分裂酵母には細長い極性があるということは先日書いたとおりです。つまり、細胞の両端のみが、細胞の成長する場所になっているわけです。細胞の成長端は決まっていて、その方向に成長していくのが極性成長です。

面白いことに、分裂酵母では、細胞の右側と左側では成長を始めるタイミングが違うーーNETOというーーという現象があります。わりと古くからこの概念が提唱されています(1985年)。NETOとは何でしょうか？

図をみながら、細胞周期の分裂期からスタートして考えてみましょう。分裂期には細胞の両端は成長しないで一定の大きさを保ちます。そしてスピンドル微小管が形成されて染色体が分配されますが、その後、細胞質分裂(cytokinesis)が起き、隔壁(septum)によって２個の細胞へと分裂します。新しい細胞の誕生です。

ここで新しい細胞の１個に注目してみましょう。図のように、生まれた細胞の左右の末端はまったく同じではありません。図の左側の末端は、分裂前から末端として存在していた、いわば古い末端(old end)です。これに対して、右側の末端は、分裂前は細胞の中央部であったわけで、隔壁によって新たにできたものですから、新しい末端(new end)です。このように、生まれたての細胞には、新しい末端と古い末端があります。

その後、細胞の両端は前回述べたように極性成長していくわけですが、古い末端が先に成長を始め、新しい末端の成長はそれよりも遅れます。新しい末端の成長が始まることをNew End Take Off (NETO) と呼びます。

それではなぜ新しい末端の成長は遅れるのでしょうか？　図をヒントとして想像してみてください。タネあかしをすればアクチン（と微小管）が鍵ですが、それが何であるかを知らない人でも、まず図を見てなぜ２つの末端の成長がずれて起きるのかを想像してみるのがよいと思います。

このようなシンプルな疑問から細胞極性成長の壮大な分子メカニズムの探究がはじまったわけです。

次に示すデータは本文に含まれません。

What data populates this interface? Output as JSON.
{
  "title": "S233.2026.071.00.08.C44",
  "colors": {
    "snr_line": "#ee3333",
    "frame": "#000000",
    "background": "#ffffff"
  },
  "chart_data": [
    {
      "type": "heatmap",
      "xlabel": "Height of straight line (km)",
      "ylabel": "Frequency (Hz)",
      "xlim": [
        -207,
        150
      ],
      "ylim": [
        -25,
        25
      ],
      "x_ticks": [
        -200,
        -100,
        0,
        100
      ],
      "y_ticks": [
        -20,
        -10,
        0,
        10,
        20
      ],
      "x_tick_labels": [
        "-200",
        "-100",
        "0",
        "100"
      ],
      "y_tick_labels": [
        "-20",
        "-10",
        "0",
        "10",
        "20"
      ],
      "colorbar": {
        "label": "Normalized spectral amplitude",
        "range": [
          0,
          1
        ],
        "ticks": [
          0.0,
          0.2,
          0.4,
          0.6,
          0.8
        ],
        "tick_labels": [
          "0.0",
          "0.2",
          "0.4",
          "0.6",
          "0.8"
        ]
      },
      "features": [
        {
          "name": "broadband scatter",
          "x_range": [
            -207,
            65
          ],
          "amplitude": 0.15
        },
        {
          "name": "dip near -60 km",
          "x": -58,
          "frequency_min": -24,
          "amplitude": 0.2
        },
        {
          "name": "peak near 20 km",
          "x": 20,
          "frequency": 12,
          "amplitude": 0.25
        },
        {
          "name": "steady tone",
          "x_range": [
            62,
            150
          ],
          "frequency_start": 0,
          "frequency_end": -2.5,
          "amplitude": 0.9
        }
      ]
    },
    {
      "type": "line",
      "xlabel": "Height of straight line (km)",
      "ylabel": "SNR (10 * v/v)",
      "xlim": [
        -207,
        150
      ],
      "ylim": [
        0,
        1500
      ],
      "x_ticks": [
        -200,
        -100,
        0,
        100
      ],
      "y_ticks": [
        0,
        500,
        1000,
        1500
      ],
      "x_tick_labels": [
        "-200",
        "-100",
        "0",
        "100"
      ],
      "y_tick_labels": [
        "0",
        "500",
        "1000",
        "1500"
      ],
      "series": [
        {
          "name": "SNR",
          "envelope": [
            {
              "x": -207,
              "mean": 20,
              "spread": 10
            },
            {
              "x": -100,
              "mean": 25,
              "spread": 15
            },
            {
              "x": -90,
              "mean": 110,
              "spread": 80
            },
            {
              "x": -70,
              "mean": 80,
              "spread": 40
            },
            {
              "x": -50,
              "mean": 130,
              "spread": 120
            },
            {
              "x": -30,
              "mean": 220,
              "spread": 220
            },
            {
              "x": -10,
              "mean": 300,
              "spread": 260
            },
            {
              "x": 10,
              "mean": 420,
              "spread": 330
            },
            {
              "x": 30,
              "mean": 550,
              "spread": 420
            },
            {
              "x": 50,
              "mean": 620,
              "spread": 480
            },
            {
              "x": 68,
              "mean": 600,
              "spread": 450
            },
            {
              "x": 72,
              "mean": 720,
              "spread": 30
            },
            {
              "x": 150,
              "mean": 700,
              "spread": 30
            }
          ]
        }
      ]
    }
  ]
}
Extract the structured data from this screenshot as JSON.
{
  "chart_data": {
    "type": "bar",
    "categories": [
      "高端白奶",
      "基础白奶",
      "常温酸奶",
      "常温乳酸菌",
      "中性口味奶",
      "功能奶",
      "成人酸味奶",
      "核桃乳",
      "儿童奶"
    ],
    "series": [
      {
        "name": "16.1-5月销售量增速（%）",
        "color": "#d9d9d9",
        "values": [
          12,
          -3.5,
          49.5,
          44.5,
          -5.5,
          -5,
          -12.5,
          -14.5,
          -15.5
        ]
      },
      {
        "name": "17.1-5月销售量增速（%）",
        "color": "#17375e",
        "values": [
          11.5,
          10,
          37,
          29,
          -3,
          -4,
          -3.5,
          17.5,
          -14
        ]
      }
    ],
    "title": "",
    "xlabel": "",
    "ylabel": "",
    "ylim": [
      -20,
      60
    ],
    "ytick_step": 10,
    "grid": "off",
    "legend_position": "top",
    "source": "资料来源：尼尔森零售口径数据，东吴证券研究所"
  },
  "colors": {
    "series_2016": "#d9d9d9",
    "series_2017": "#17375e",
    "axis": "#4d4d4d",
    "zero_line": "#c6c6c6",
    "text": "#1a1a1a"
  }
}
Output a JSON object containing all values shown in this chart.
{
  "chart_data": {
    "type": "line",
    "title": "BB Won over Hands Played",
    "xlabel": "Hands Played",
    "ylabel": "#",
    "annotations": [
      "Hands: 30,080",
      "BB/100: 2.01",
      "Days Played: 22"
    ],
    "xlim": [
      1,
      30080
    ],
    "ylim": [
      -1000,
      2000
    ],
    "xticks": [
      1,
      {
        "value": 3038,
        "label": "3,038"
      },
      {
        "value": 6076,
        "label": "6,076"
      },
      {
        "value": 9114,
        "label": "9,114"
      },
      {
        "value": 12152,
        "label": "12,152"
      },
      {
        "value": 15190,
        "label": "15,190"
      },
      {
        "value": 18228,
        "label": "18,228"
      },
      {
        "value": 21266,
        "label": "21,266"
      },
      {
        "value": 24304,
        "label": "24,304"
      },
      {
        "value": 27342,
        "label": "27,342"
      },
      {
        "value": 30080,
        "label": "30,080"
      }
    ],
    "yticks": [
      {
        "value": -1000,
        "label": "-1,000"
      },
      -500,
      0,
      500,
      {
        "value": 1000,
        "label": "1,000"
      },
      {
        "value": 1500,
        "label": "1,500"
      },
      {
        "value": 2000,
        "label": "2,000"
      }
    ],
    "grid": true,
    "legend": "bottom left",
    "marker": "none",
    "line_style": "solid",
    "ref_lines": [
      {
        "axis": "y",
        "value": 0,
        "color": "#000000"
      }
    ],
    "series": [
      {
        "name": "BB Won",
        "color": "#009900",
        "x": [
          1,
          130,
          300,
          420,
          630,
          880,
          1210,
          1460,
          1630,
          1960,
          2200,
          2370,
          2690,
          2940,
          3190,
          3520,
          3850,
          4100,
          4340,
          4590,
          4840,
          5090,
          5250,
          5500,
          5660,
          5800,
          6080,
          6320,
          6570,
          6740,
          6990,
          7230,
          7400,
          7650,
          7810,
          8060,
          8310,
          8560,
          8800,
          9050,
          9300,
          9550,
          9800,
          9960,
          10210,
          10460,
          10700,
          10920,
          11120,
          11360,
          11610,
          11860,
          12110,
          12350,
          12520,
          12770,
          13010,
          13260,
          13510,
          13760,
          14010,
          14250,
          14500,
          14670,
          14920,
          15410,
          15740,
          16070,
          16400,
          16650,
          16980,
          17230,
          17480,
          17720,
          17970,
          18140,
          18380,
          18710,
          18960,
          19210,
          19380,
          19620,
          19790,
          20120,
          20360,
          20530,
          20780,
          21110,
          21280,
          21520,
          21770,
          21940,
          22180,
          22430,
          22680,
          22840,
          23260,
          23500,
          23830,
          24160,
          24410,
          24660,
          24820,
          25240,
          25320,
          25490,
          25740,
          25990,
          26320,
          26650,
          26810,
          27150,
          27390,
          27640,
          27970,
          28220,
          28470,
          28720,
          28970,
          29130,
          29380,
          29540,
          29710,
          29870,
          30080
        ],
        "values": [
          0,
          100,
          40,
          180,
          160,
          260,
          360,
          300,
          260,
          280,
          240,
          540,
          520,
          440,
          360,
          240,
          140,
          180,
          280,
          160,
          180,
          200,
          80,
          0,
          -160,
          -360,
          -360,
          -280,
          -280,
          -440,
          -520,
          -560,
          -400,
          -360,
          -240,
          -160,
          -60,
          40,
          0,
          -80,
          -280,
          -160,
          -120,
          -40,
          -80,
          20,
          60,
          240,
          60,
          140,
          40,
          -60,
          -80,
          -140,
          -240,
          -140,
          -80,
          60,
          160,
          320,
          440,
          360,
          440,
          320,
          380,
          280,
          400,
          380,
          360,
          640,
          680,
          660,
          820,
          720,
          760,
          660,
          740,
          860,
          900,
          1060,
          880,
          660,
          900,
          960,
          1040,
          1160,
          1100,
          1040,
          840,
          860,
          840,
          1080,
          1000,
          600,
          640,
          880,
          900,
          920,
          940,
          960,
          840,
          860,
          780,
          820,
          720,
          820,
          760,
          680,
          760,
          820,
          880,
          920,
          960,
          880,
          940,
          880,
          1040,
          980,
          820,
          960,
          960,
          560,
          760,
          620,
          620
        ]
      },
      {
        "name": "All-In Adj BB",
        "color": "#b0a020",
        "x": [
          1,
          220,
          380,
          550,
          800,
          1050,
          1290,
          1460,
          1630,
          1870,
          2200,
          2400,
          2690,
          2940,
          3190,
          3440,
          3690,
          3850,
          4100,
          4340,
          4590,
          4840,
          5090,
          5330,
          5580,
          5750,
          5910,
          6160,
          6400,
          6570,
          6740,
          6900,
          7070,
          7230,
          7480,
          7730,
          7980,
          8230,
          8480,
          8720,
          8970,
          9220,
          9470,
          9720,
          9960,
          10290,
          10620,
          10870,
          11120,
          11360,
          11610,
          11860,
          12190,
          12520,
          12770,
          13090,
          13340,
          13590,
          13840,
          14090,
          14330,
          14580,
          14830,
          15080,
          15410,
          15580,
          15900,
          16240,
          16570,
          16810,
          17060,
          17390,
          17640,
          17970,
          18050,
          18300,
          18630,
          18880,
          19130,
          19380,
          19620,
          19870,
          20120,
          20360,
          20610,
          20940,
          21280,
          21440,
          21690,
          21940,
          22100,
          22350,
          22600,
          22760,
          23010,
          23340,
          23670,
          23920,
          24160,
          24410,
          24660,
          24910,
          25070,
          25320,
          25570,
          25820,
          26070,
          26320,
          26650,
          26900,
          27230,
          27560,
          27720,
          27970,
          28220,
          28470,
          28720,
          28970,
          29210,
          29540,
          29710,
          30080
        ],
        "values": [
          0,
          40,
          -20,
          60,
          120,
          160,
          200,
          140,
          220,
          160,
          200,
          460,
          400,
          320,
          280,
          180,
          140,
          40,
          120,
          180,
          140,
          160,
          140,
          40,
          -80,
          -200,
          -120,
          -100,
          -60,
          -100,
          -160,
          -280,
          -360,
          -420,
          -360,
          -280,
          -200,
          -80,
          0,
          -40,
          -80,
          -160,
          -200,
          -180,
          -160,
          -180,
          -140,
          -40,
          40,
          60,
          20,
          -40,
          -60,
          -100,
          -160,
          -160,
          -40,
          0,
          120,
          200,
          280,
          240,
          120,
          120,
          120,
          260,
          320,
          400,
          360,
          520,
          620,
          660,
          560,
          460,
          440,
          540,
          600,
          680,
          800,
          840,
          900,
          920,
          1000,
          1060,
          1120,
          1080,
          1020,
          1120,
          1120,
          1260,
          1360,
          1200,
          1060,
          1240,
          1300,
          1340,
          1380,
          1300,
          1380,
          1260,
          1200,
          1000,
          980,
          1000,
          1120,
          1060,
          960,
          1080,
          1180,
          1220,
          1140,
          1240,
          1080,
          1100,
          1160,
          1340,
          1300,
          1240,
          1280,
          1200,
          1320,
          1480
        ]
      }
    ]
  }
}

よく考えてみると、これまでみてきた極性成長の説明文の中には、他にも極性成長における重大な謎がいくつか潜んでいます。なにか思いつきますか？

話がずれますが、

「これが起きるのはなぜだろう？」というシンプルな疑問があって、その謎を解きたいと思うのが科学の面白さだと思います。その気持ちは小学生でも研究者でも同じようなものです。

そのためには細胞なり生物なりで起きている「現象」をじっくり観察することが大事です。中高生、大学生の理系離れというのは、そういう面白さよりも、専門的な知識の詰め込みが先行しているからなのかもしれません。学生時代理科嫌いだった自分の意見です。